A variety of defense or targeting molecules, such as polymers like polyethylene glycol, antibodies, and polysaccharides, were also coated onto the particles by the researchers. This gave them the opportunity to research the effects of the particles’ surface chemistry and core composition.

The PRISM lab’s director, Jennifer Roth, and other Broad Institute researchers helped the researchers expose pools of hundreds of distinct cell types to one of 35 different nanoparticles.

Because each nanoparticle was fluorescently marked, the researchers were able to sort the cells according to how much fluorescence they released after being exposed for either four or 24 hours.

These measures were used to determine each cell line’s affinity for each nanoparticle, which was then converted into a score. The scores and all other available biological information for each cell line were then analyzed by the researchers using machine learning methods.

Numerous characteristics, or biomarkers, connected to an affinity for various kinds of nanoparticles were discovered through this investigation. The cellular machinery required to bind particles, transport them inside of cells, or process them is encoded by several of these markers, which were genes.

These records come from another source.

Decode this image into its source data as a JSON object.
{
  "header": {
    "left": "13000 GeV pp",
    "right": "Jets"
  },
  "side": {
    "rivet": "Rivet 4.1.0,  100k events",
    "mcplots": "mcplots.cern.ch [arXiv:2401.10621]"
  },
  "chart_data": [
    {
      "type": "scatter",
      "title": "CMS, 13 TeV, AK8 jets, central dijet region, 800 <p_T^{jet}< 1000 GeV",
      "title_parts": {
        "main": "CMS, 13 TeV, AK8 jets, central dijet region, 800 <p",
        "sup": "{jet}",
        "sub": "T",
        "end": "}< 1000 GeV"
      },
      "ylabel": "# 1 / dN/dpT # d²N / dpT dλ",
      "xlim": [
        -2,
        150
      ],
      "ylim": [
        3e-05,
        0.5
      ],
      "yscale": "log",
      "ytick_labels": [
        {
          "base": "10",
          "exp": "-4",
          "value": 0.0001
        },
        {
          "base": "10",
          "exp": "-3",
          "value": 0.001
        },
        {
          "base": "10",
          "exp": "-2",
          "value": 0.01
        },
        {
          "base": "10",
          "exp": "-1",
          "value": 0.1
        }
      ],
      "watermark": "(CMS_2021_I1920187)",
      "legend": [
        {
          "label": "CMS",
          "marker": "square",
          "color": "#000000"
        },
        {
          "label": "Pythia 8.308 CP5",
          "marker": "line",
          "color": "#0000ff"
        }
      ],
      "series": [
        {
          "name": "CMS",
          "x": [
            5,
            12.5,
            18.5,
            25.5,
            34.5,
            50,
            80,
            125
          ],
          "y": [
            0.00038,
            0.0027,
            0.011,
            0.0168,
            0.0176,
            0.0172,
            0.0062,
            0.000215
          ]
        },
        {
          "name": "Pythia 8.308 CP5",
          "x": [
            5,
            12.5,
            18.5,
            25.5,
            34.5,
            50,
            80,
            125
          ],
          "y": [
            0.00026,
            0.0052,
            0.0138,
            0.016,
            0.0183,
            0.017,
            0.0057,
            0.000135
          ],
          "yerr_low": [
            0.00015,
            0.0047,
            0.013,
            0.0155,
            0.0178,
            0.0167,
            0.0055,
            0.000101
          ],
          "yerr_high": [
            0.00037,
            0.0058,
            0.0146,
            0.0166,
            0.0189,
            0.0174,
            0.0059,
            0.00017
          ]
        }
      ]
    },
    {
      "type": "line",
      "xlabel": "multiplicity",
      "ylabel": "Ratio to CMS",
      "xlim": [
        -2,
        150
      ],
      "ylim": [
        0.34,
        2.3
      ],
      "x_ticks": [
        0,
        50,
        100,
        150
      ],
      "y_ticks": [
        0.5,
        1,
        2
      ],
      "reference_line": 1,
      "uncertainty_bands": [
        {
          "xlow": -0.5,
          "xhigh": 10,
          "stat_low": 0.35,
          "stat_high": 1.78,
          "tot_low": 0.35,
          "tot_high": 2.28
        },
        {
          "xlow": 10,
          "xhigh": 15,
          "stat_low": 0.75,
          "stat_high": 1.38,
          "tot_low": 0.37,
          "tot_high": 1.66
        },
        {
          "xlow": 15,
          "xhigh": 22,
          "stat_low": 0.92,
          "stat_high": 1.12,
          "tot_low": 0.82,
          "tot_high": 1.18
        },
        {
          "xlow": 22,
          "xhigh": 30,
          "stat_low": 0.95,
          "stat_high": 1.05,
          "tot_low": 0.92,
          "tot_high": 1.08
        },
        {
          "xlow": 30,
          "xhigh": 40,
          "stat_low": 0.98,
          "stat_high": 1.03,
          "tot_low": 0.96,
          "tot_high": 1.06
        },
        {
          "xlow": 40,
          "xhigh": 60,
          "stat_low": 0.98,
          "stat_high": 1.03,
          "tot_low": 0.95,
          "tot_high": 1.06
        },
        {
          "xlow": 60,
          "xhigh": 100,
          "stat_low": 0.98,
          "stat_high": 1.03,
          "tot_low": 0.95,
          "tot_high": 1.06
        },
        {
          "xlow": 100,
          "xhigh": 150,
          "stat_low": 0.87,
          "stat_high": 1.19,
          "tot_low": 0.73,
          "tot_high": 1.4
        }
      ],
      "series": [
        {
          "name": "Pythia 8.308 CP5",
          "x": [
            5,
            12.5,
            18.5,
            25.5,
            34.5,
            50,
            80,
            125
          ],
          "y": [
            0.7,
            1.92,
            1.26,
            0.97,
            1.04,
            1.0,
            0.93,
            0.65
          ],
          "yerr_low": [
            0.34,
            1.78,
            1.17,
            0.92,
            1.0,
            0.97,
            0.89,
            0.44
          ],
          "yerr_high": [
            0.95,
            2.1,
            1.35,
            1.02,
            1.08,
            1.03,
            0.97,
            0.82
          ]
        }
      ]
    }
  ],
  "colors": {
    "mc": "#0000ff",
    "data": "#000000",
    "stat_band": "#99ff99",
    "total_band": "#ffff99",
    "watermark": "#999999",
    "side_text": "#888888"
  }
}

Many of these genes were brand-new, although others of them were already known to be involved in the trafficking of nanoparticles.

“We found some markers that we expected, and we also found much more that has really been unexplored. We’re hoping that other people can use this dataset to help expand their view of how nanoparticles and cells interact,” Straehla says.

Particle uptake

The protein SLC46A3 was chosen as one of the biomarkers by the researchers for additional investigation. High quantities of this protein were associated with a very low uptake of lipid-based nanoparticles, according to the PRISM screen.

The same link was discovered when the researchers investigated these particles in melanoma mice models. According to the results, this biomarker may be utilized by medical professionals to identify patients whose tumors are more likely to respond to treatments including nanoparticles.

Researchers are currently working to determine the mechanism by which SLC46A3 controls the absorption of nanoparticles. They might be able to make tumors more responsive to medications delivered by lipid nanoparticles if they can find novel strategies to lower cellular amounts of this protein.

Additionally, the researchers are attempting to learn more about some of the additional biomarkers they discovered. Numerous additional types of nanoparticles that the researchers did not examine in this study could also be investigated using this screening method.

“The sky is the limit in terms of what other undiscovered biomarkers are out there that we just haven’t captured because we haven’t screened them,” Boehnke says. “Hopefully it’s an inspiration for others to start looking at their nanoparticle systems in a similar manner.”

The research was funded, in part, by SPARC funding to the Broad Institute, the Marble Center for Cancer Nanomedicine at the Koch Institute, and the Koch Institute Support (core) Grant from the National Cancer Institute.